What happens when DRM-free only applies to direct sales?

I had a very enlightening conversation today with a small publisher who shall remain nameless for the time being. More on their secrecy in a moment… They’re thinking of going DRM-free but with a couple of twists.

First of all, they’re thinking of only going DRM-free with their direct sales on their website. They’ll instruct Amazon and all the other retailers to keep using their DRM model. This publisher figures they can use this ¬†as a way to make the direct sale more appealing to customers. They’ll also give direct customers all formats. So the selling proposition is, “Buy from Amazon and be stuck with their DRM limitations; buy direct from us to get all formats for all devices and avoid vendor lock-in.”

Secondly, they plan to include a watermark in those direct sale ebooks that says something like “bought from xyz”, where “xyz” is the name of the publisher. I’m no fan of watermarking but I like the logic they’re using on this.
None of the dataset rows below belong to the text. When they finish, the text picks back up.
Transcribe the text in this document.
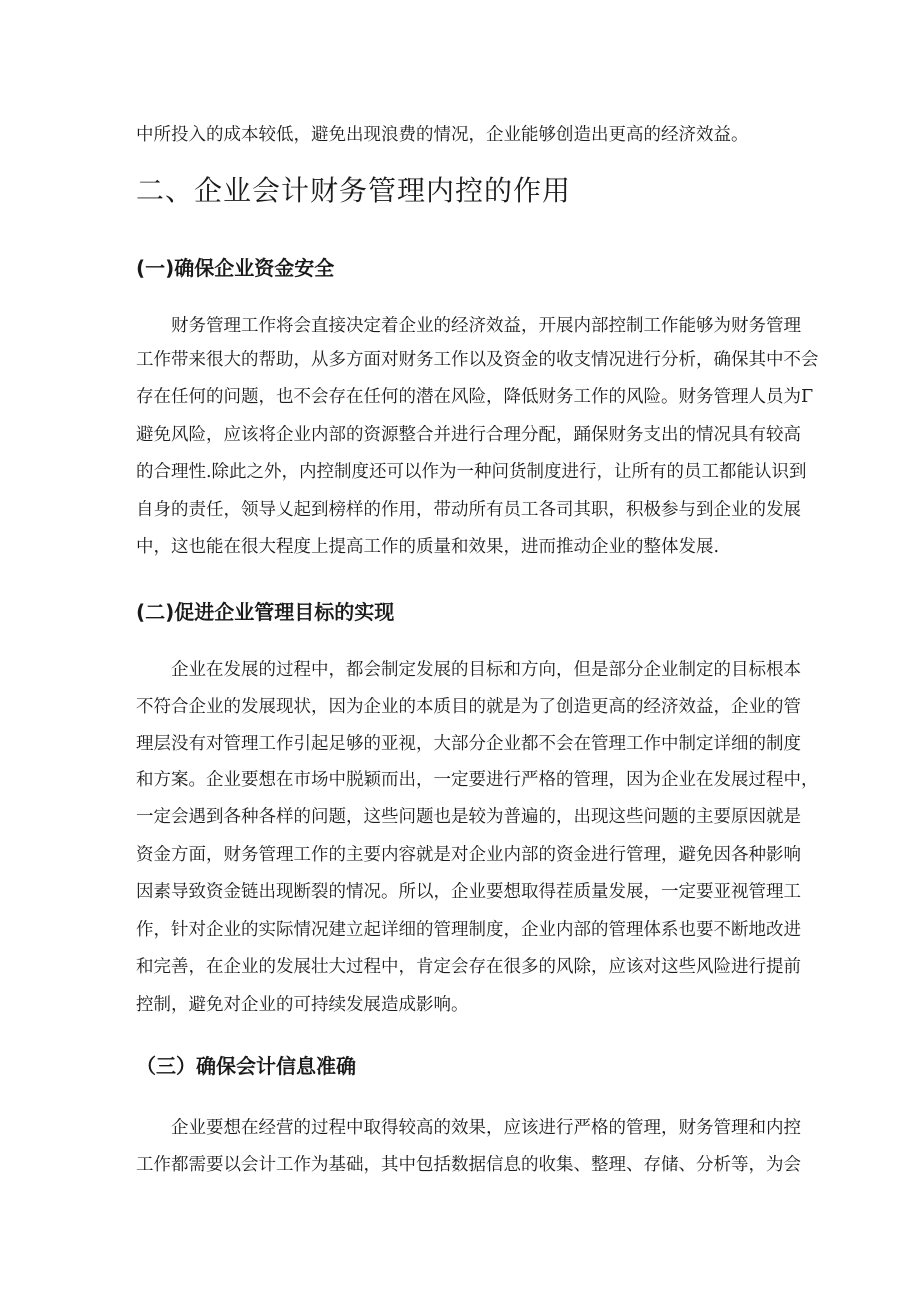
中所投入的成本较低，避免出现浪费的情况，企业能够创造出更高的经济效益。
二、企业会计财务管理内控的作用
(一)确保企业资金安全
财务管理工作将会直接决定着企业的经济效益，开展内部控制工作能够为财务管理
工作带来很大的帮助，从多方面对财务工作以及资金的收支情况进行分析，确保其中不会
存在任何的问题，也不会存在任何的潜在风险，降低财务工作的风险。财务管理人员为Γ
避免风险，应该将企业内部的资源整合并进行合理分配，踊保财务支出的情况具有较高
的合理性.除此之外，内控制度还可以作为一种问货制度进行，让所有的员工都能认识到
自身的责任，领导乂起到榜样的作用，带动所有员工各司其职，积极参与到企业的发展
中，这也能在很大程度上提高工作的质量和效果，进而推动企业的整体发展.
(二)促进企业管理目标的实现
企业在发展的过程中，都会制定发展的目标和方向，但是部分企业制定的目标根本
不符合企业的发展现状，因为企业的本质目的就是为了创造更高的经济效益，企业的管
理层没有对管理工作引起足够的亚视，大部分企业都不会在管理工作中制定详细的制度
和方案。企业要想在市场中脱颖而出，一定要进行严格的管理，因为企业在发展过程中，
一定会遇到各种各样的问题，这些问题也是较为普遍的，出现这些问题的主要原因就是
资金方面，财务管理工作的主要内容就是对企业内部的资金进行管理，避免因各种影响
因素导致资金链出现断裂的情况。所以，企业要想取得茬质量发展，一定要亚视管理工
作，针对企业的实际情况建立起详细的管理制度，企业内部的管理体系也要不断地改进
和完善，在企业的发展壮大过程中，肯定会存在很多的风除，应该对这些风险进行提前
控制，避免对企业的可持续发展造成影响。
（三）确保会计信息准确
企业要想在经营的过程中取得较高的效果，应该进行严格的管理，财务管理和内控
工作都需要以会计工作为基础，其中包括数据信息的收集、整理、存储、分析等，为会
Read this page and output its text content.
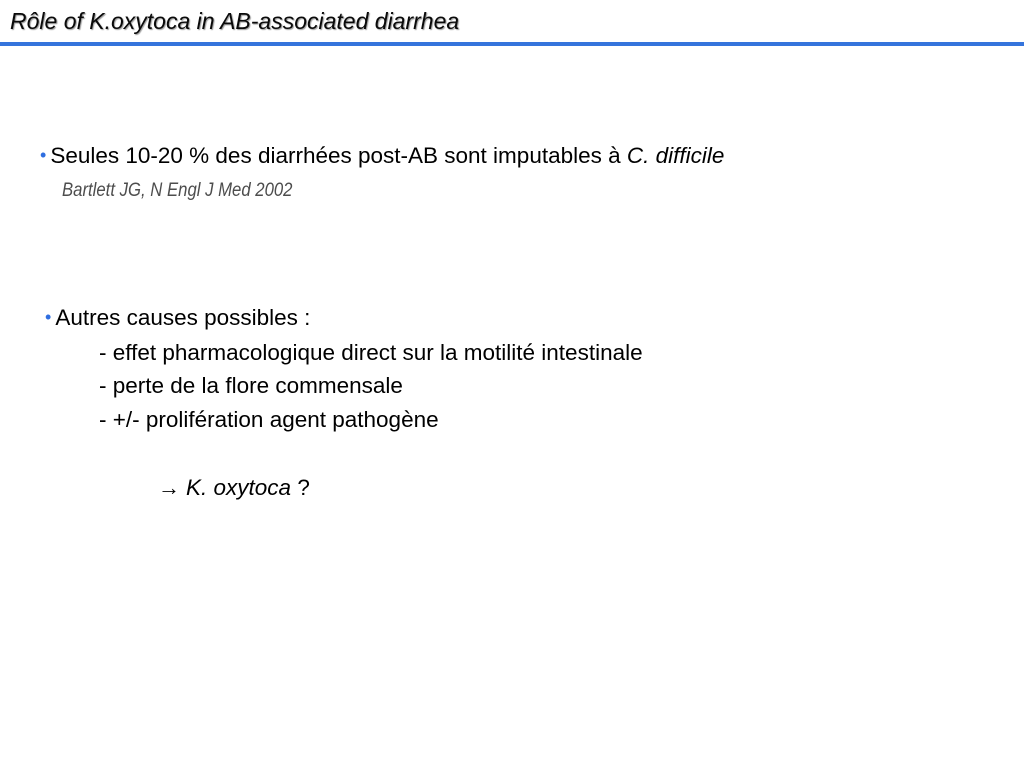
Rôle of K.oxytoca in AB-associated diarrhea
• Seules 10-20 % des diarrhées post-AB sont imputables à C. difficile
Bartlett JG, N Engl J Med 2002
• Autres causes possibles :
- effet pharmacologique direct sur la motilité intestinale
- perte de la flore commensale
- +/- prolifération agent pathogène
→ K. oxytoca ?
By saying the word “bought” they hope to trigger a reaction from pirates the content and serve as a gentle reminder that this content really isn’t being distributed for free. More importantly, since this watermark will only appear in the direct sales copies they’ll be able to determine whether their DRM-free content is what ultimately winds up in the wild.

Since I’m not naming names you can tell they want to keep a low profile on this for now. My contact at this publishing house told me they’ll reassess this in the coming weeks and they might be willing to share some of their results with us here at TOC.